Caleb shouts and backs up, running into the kitchen counter, and his mother screams and covers her eyes. I almost like the priest then, because of the pure terror on Caleb’s face. He looks as though he’s about to wet his pants. I can’t keep myself from laughing, because of how scared Caleb is, because the priest’s fake choking is comical, and because he’s a total fraud here to rip Caleb and his evil mother off.
At last the priest croaks out a few Latin phrases and then slumps down the wall and sits on the kitchen floor, breathing heavily. I smile and clap at the performance, “Bravo,” I say. “That was something. Fantastic.” No one hears me of course.
The priest says, “It’s gone. It won’t bother you again.”
Relief is plain on Caleb’s face, and I snicker in disbelief. They’re really going to buy that? Apparently they do, because Caleb’s mother hands the fake priest a wad of twenties, which he pockets eagerly with much blessing of her and her “child”. He leaves very serious instructions to pray once a night, before bed.
Yeah right, like Caleb is going to start praying.

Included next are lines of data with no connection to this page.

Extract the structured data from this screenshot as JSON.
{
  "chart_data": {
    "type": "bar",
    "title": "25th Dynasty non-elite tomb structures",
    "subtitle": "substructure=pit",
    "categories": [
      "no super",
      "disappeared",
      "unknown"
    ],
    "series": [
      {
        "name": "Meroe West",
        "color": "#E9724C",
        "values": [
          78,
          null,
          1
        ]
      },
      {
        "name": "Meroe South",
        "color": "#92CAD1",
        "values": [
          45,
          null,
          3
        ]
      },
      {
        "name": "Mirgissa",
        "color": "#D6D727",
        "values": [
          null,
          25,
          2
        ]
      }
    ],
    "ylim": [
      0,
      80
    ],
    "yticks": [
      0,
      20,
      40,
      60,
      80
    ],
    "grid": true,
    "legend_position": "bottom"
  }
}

He finally leaves, and Caleb shuts the door and leans against it, smiling wearily at his mother. “Geeze, that was scary, huh?”
She nods, her face stern. “It was terrifying. And so it should be. The forces of evil are no joke, son. Now, you’ve got to clean up your life, you hear me? If something else like this ever happens again, don’t come calling me. I can’t save you every time.”
Caleb just nods and she continues to lecture him. “You shouldn’t hang out with those boys anymore. I know they deal drugs, Caleb, I’m not stupid.”
“Mom,” he starts to say, but she holds up one hand and shakes her head. “I don’t want to hear it. Just know that things like this don’t go away, Caleb. I’ll do what you asked me to. I’ll go tomorrow even. But I better not ever hear about this sort of thing again. Even if no one ever finds out, you still have it on your conscience. Always.”
I watch her leave, waddling her way down the driveway towards her shiny car at the bottom, her blonde held head high, staring severely straight ahead. There’s only one problem with that statement. Caleb doesn’t have a conscience.